Friday, February 9, 2024
My earlier post, It's the tools. Or is it?, reminded me what it is that draws me to certain software. Examples are TiddlyWiki, Emacs, and Tinderbox. All three of these are (mostly) self-contained systems within which one can take notes, manipulate them, and generate output using built-in facilities. Tinderbox is not a Quine, exactly, but it allows me to collect, write, and do all kinds of fancy things with text. Same with TiddlyWiki and Emacs. Their approaches are different, but it's a common thread that draws me to them.
It's the tools. Or is it?
Dave Rogers posted earlier about Blogging with Tinderbox. His thoughts mostly echo my own. In it, he says that I am more "a 'tool is the object' kind of guy". I cringed for a moment at this, but he's absolutely right. I want to be a person who simply chooses the correct tool for the thing that they want to make, but I'm not that person. I sometimes don't make anything at all until I find some new tool to make it with. Sure, that's probably backwards and wrong, but I can't help it. I love trying software, cameras, pens, and devices of all kinds. Studying how they solve problems is fun for me.
I have a long history of finding new ways of making words appear on the internet. I've used so many tools for so many things that I feel I have a pretty broad perspective of what's available.
Blogging tools are everywhere. It's a mature category, yet new ones show up all the time. If you don't like one of them, find another.

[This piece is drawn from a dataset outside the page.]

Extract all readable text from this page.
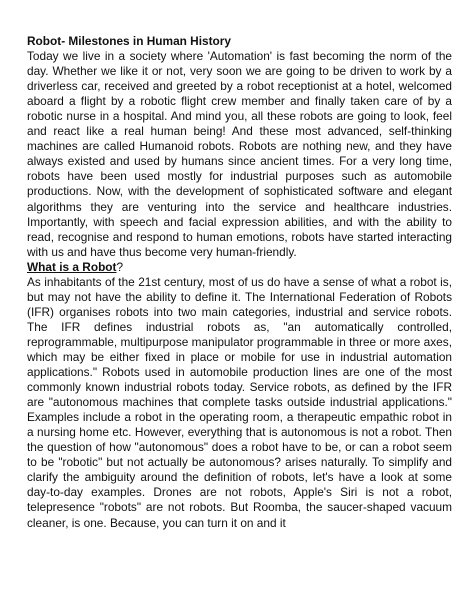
Robot- Milestones in Human History

Today we live in a society where 'Automation' is fast becoming the norm of the day. Whether we like it or not, very soon we are going to be driven to work by a driverless car, received and greeted by a robot receptionist at a hotel, welcomed aboard a flight by a robotic flight crew member and finally taken care of by a robotic nurse in a hospital. And mind you, all these robots are going to look, feel and react like a real human being! And these most advanced, self-thinking machines are called Humanoid robots. Robots are nothing new, and they have always existed and used by humans since ancient times. For a very long time, robots have been used mostly for industrial purposes such as automobile productions. Now, with the development of sophisticated software and elegant algorithms they are venturing into the service and healthcare industries. Importantly, with speech and facial expression abilities, and with the ability to read, recognise and respond to human emotions, robots have started interacting with us and have thus become very human-friendly.

What is a Robot?

As inhabitants of the 21st century, most of us do have a sense of what a robot is, but may not have the ability to define it. The International Federation of Robots (IFR) organises robots into two main categories, industrial and service robots. The IFR defines industrial robots as, "an automatically controlled, reprogrammable, multipurpose manipulator programmable in three or more axes, which may be either fixed in place or mobile for use in industrial automation applications." Robots used in automobile production lines are one of the most commonly known industrial robots today. Service robots, as defined by the IFR are "autonomous machines that complete tasks outside industrial applications." Examples include a robot in the operating room, a therapeutic empathic robot in a nursing home etc. However, everything that is autonomous is not a robot. Then the question of how "autonomous" does a robot have to be, or can a robot seem to be "robotic" but not actually be autonomous? arises naturally. To simplify and clarify the ambiguity around the definition of robots, let's have a look at some day-to-day examples. Drones are not robots, Apple's Siri is not a robot, telepresence "robots" are not robots. But Roomba, the saucer-shaped vacuum cleaner, is one. Because, you can turn it on and it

Goodness knows I've done plenty of that 😀.
I don't know if anyone would put Tinderbox on their short list of blogging tools. That's a shame, really, because it fills a niche but useful category. I'm not even sure how to define it. Dave's post lists a few reasons one might use Tinderbox for blogging, but for me it's that Tinderbox is the single most useful and flexible Mac app I've ever used. For a long time, I used it for everything, including my blog.
A brief foray into Linux and the discovery of Emacs and Org-mode pulled me away from using Tinderbox for everything, but there's nothing like its combination of Map, Hyperbolic, and Timeline views of the same information, so I still use it for certain things. Every time I launch Tinderbox I'm reminded that it can do just about anything, including creating a nice blog.
When I'm in an Emacs mood, it sucks up all my attention. Once you're all-in with Emacs, it's difficult to use anything else. So I'll move by blog to Hugo or Kirby or some other blogging platform that uses plain text files.
After a while, text file fatigue sets in and I do something like fire up a WordPress instance. That's gross, so then I'll launch my Blog.tbx file and remember how damn good Tinderbox is at everything, including generating a static website/blog. So I start typing, like I'm doing right now.
I don't even know what I came here to say, honestly. Probably that tools are important to me, and Tinderbox is a good one.